Abe, thanks for criiafylng what being part of the Malthouse Artistic Counsel actually meant. Cameron should check out facts, rather than listen to the gossip of his colleagues. There is nothing dishonest about my declaration of interests: it has always been upfront. (Or am I expected to waste everybody’s time by putting those declarations on every post I write?) I am an active member of the Melbourne artistic community, have been since the early 1990s, and have from the beginning of my critical life commented as a member of it. So what? The artist/critic is a commonplace in the literary world. Theatre Notes has certainly made the discourse around Melbourne theatre more interesting than it was, since writing it calls for some understanding of practice, and it offers an alternative to the shallow, consumer-guide approach that still rules print theatre criticism. Frankly, if Cameron wanted honest responses to theatre, he could have done worse than read Theatre Notes since 2004. I am constantly reviewing my colleagues, and can only negotiate that with any sort of self-respect by being rigorously honest, reviewing without fear or favour. Perhaps Cameron should read my review of, say, Michael Kantor’s The Odyssey (2005, at the height of my interest ) before he flings around baseless accusations of dishonesty and interested bias. There are plenty of other examples. He is perfectly free to disagree with my judgments, which are far from final and always arguable (if always, also, reasoned), but it would be more interesting if he took issue with specifics rather than resorted to ill-informed personal smears.I should also say that, taking my cue from critics such as Tynan, Billington, Brustein, Hobson, Baudelaire, O’Hara and others, I have from the beginning chosen the role of critic as advocate. I will support art I see as vital and rebuke the art I see as deadly. That is the extent of my bias , and I see absolutely no shame in that.(Curious to see whether this comment will remain here, or whether, as have others I’ve written on this blog, it will mysteriously vanish I shall keep a copy, just in case.)
It IS more difficult to write about than dance, this one. I mean, Orlando is theatre with a capital T. It makes stunning use of all of the forms strengths – liveness, immediacy, emotional intensity and complexity, physical textures of space and light and body, not to mention the manifold ways it harnesses both the revelatory and the occlusive power of the spoken word (oh I’m sure you could write a thesis on the use of words in Orlando and it would probably be full of gristly little semiotic nuggets like POLYSEMY and EXFORMATION. Pardon my French.).
But it’s all so cunningly put together it put me in mind of Water Pater’s old adage about art aspiring to the condition of music. To me it felt more like reviewing music: i.e. Hard. Your sinuous, poetic response is a fair stab at penetrating (sorry!) its mysteries. And I was pleased to read the ‘penis’ speech from the show.

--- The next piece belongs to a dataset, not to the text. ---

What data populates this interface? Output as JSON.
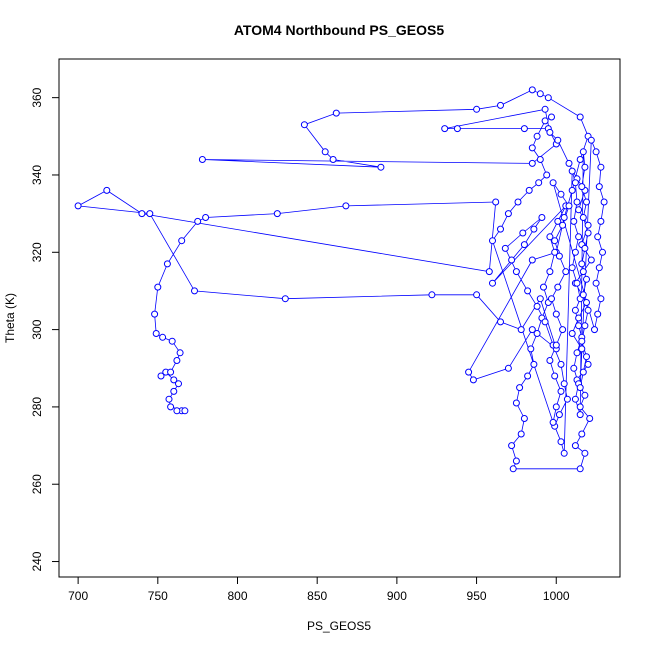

Syd’s cabana monologue is a good illustration of the density of meaning the show creates, isn’t it? It’s a hilarious bit clowning, and a histrionic embodiment of the pompous, homosocial, exclusionary face of patriarchy in a literary context. Patriarchy is an abstraction, of course, and I’m not sure what demiurge snuck into the room but Syd not only made it flesh, he made it look ridiculous while insisting on the reality of its authority with unnerving force…
Such rich performances from all three of them. I’m thinking of going to see it again.